The Trouble with Yarning
Updated: Mar 29, 2019
The last couple of weeks in art class, my students have been learning how to weave a simple but beautiful radial design while re-purposing old and/or scratched CD's. In preparation for the project I found mounds and tubs of yarn in the art supply closet that I recently inherited when reluctantly returning to the classroom after retiring last year to start my own art business. A dear friend retired and they needed an art teacher mid summer; I just happen to be in a place of perfect timing, like it or not.

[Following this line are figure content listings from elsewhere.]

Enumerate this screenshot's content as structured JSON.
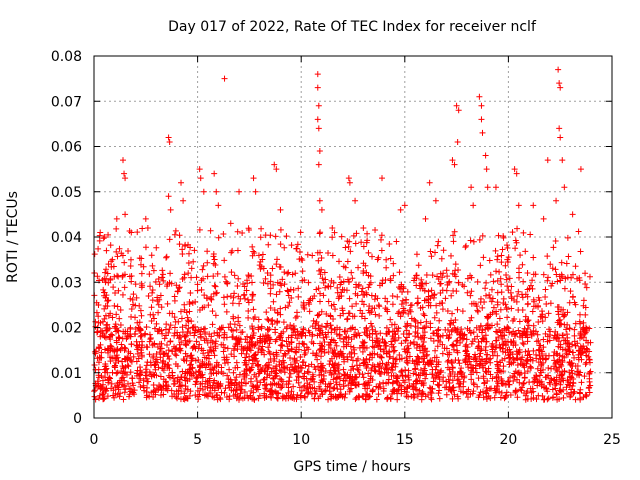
{
  "chart_data": {
    "type": "scatter",
    "title": "Day 017 of 2022, Rate Of TEC Index for receiver nclf",
    "xlabel": "GPS time / hours",
    "ylabel": "ROTI / TECUs",
    "xlim": [
      0,
      25
    ],
    "ylim": [
      0,
      0.08
    ],
    "x_ticks": [
      0,
      5,
      10,
      15,
      20,
      25
    ],
    "y_ticks": [
      0,
      0.01,
      0.02,
      0.03,
      0.04,
      0.05,
      0.06,
      0.07,
      0.08
    ],
    "x_tick_labels": [
      "0",
      "5",
      "10",
      "15",
      "20",
      "25"
    ],
    "y_tick_labels": [
      "0",
      "0.01",
      "0.02",
      "0.03",
      "0.04",
      "0.05",
      "0.06",
      "0.07",
      "0.08"
    ],
    "grid": true,
    "marker": "+",
    "marker_color": "#ff0000",
    "data_range_x": [
      0,
      24
    ],
    "bulk_band": [
      0.004,
      0.02
    ],
    "peaks": [
      {
        "x": 0.3,
        "y": 0.041
      },
      {
        "x": 0.5,
        "y": 0.04
      },
      {
        "x": 0.6,
        "y": 0.037
      },
      {
        "x": 1.1,
        "y": 0.044
      },
      {
        "x": 1.4,
        "y": 0.057
      },
      {
        "x": 1.45,
        "y": 0.054
      },
      {
        "x": 1.5,
        "y": 0.053
      },
      {
        "x": 1.5,
        "y": 0.045
      },
      {
        "x": 1.8,
        "y": 0.041
      },
      {
        "x": 2.5,
        "y": 0.044
      },
      {
        "x": 2.6,
        "y": 0.042
      },
      {
        "x": 3.6,
        "y": 0.062
      },
      {
        "x": 3.65,
        "y": 0.061
      },
      {
        "x": 3.6,
        "y": 0.049
      },
      {
        "x": 3.7,
        "y": 0.046
      },
      {
        "x": 4.2,
        "y": 0.052
      },
      {
        "x": 4.3,
        "y": 0.048
      },
      {
        "x": 5.1,
        "y": 0.055
      },
      {
        "x": 5.15,
        "y": 0.053
      },
      {
        "x": 5.3,
        "y": 0.05
      },
      {
        "x": 5.8,
        "y": 0.054
      },
      {
        "x": 5.9,
        "y": 0.05
      },
      {
        "x": 6.0,
        "y": 0.047
      },
      {
        "x": 6.3,
        "y": 0.075
      },
      {
        "x": 6.6,
        "y": 0.043
      },
      {
        "x": 7.0,
        "y": 0.05
      },
      {
        "x": 7.7,
        "y": 0.053
      },
      {
        "x": 7.8,
        "y": 0.05
      },
      {
        "x": 8.7,
        "y": 0.056
      },
      {
        "x": 8.8,
        "y": 0.055
      },
      {
        "x": 9.0,
        "y": 0.046
      },
      {
        "x": 10.8,
        "y": 0.076
      },
      {
        "x": 10.8,
        "y": 0.073
      },
      {
        "x": 10.85,
        "y": 0.069
      },
      {
        "x": 10.8,
        "y": 0.066
      },
      {
        "x": 10.85,
        "y": 0.064
      },
      {
        "x": 10.9,
        "y": 0.059
      },
      {
        "x": 10.85,
        "y": 0.056
      },
      {
        "x": 10.9,
        "y": 0.048
      },
      {
        "x": 11.0,
        "y": 0.046
      },
      {
        "x": 11.5,
        "y": 0.042
      },
      {
        "x": 12.3,
        "y": 0.053
      },
      {
        "x": 12.35,
        "y": 0.052
      },
      {
        "x": 12.6,
        "y": 0.048
      },
      {
        "x": 13.0,
        "y": 0.042
      },
      {
        "x": 13.9,
        "y": 0.053
      },
      {
        "x": 14.8,
        "y": 0.046
      },
      {
        "x": 15.0,
        "y": 0.047
      },
      {
        "x": 16.0,
        "y": 0.044
      },
      {
        "x": 16.2,
        "y": 0.052
      },
      {
        "x": 16.5,
        "y": 0.048
      },
      {
        "x": 17.5,
        "y": 0.069
      },
      {
        "x": 17.6,
        "y": 0.068
      },
      {
        "x": 17.55,
        "y": 0.061
      },
      {
        "x": 17.3,
        "y": 0.057
      },
      {
        "x": 17.4,
        "y": 0.056
      },
      {
        "x": 18.2,
        "y": 0.051
      },
      {
        "x": 18.3,
        "y": 0.047
      },
      {
        "x": 18.6,
        "y": 0.071
      },
      {
        "x": 18.7,
        "y": 0.069
      },
      {
        "x": 18.7,
        "y": 0.066
      },
      {
        "x": 18.75,
        "y": 0.063
      },
      {
        "x": 18.9,
        "y": 0.058
      },
      {
        "x": 18.95,
        "y": 0.055
      },
      {
        "x": 19.0,
        "y": 0.051
      },
      {
        "x": 19.4,
        "y": 0.051
      },
      {
        "x": 20.3,
        "y": 0.055
      },
      {
        "x": 20.4,
        "y": 0.054
      },
      {
        "x": 20.5,
        "y": 0.047
      },
      {
        "x": 21.2,
        "y": 0.047
      },
      {
        "x": 21.7,
        "y": 0.044
      },
      {
        "x": 21.9,
        "y": 0.057
      },
      {
        "x": 22.4,
        "y": 0.077
      },
      {
        "x": 22.45,
        "y": 0.074
      },
      {
        "x": 22.5,
        "y": 0.073
      },
      {
        "x": 22.45,
        "y": 0.064
      },
      {
        "x": 22.5,
        "y": 0.062
      },
      {
        "x": 22.6,
        "y": 0.057
      },
      {
        "x": 22.7,
        "y": 0.051
      },
      {
        "x": 22.3,
        "y": 0.048
      },
      {
        "x": 23.1,
        "y": 0.045
      },
      {
        "x": 23.5,
        "y": 0.055
      },
      {
        "x": 23.7,
        "y": 0.032
      }
    ]
  }
}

As I pulled the yarn out of the cabinet, so much of it seemed familiar. And then I realized it was very familiar...much of it was yarn I collected during my first year of teaching art at this same school some 15 years ago. You can read a little about that first year and the synchronicity of it all right here. To be honest, it was a mess. A big fat wad of tangled mess...which pretty much sums up how i've been feeling lately. Don't get me wrong, I am absolutely 100% in love with being back in the classroom teaching art and hanging out with some pretty amazing kids. I mean, is there really any better job? Go to "work", hang out with kids, teach them how to embrace their creativity, and make art. It's pretty ideal. The peace and alchemical magic of living every day like this has given me space to breathe like I don't remember in a very long time.

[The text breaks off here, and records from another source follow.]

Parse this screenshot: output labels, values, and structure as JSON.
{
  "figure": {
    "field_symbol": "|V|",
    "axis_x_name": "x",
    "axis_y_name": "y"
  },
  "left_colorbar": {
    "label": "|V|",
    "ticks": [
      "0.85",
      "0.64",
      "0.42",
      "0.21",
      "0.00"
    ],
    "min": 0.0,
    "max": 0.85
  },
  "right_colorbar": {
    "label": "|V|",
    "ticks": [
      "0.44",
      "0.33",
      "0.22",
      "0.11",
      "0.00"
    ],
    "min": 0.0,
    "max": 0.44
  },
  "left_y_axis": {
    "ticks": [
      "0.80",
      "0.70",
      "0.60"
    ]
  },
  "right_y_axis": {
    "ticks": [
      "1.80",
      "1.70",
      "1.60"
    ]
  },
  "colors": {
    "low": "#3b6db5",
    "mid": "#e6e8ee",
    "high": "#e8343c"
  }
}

After pulling the yarn out of the closet and placing it in the back of the classroom, I tried my best to organize the colorful textiles that brought up so much more than I ever dreamed. Most of the organizing was easy...a few loose ends. But then there was the big nasty. The big nasty wad of the past usage no one wanted to deal with...that I didn't want to deal with 15 years ago when the big nasty was mine. There was also the tangled mess that looked perfect on the outside but when inspected, was all cut up on the inside. Someone, in their impatience, could not find the loose end of the skein, so they took the easy way out, stuck their scissors deep inside and cut, temporarily providing a way in, an opening, and a quick fix.

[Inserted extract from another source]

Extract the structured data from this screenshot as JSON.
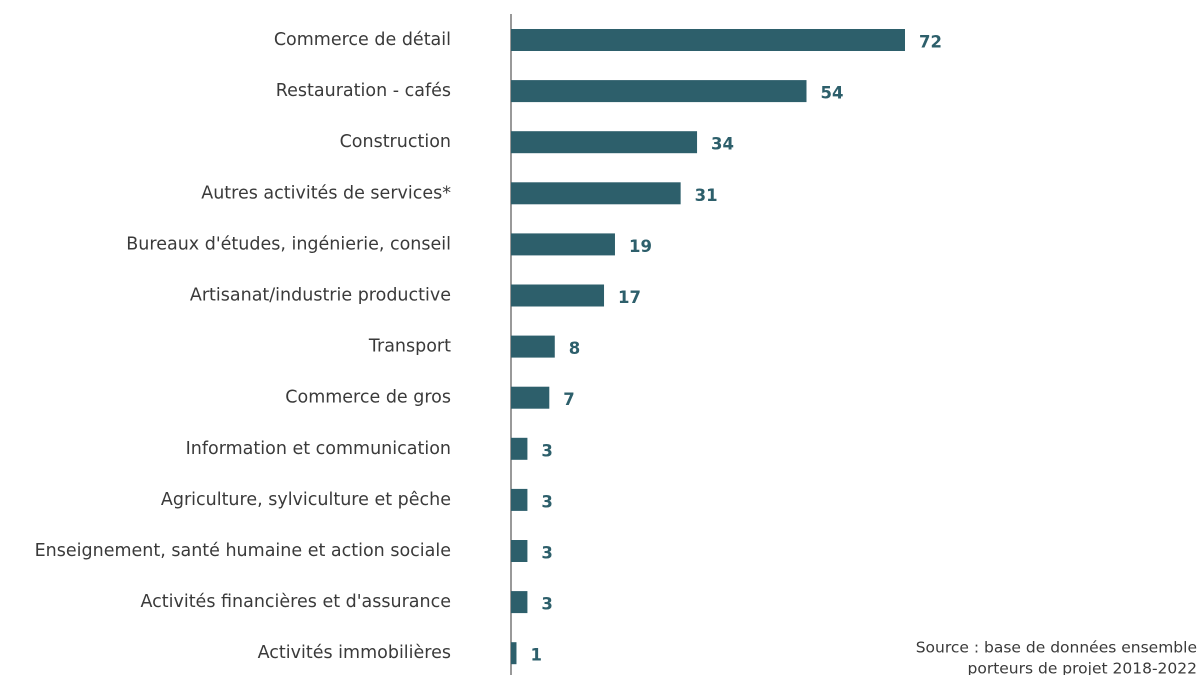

The synchronicity of this story is that this big nasty is actually my ticket to peace and liberation of my soul. Sounds pretty cheesy, huh? The lesson that continues coming up for me is that the work doesn't end. The personal work of growing, improving, and being my best self is ongoing. Some days, it feels exhausting. But lately I feel grateful for the opportunity for growth. Untangling the big nasty takes time, and patience, and more patience. And all those little tidbits of nasty that are rescued become beautiful details of a work of art that never would've been had it not been tended to. The mess that I left 15 years ago was waiting patiently for me when it was just the right time for me to face and work through it.
Grateful. That's where I am most days. Grateful for the opportunity to try again, to start again, to honor myself and untangle the mess that happens sometimes.
Yarning in another definition is "to tell a long or implausible story". When you don't tend to the big nasty of life, it is more difficult to untangle. The good news is, it can be untangled; it can be freed. It can become beautiful details in a colorful story that our days weave into our lives which creates a place to simmer while our next story begins to emerge.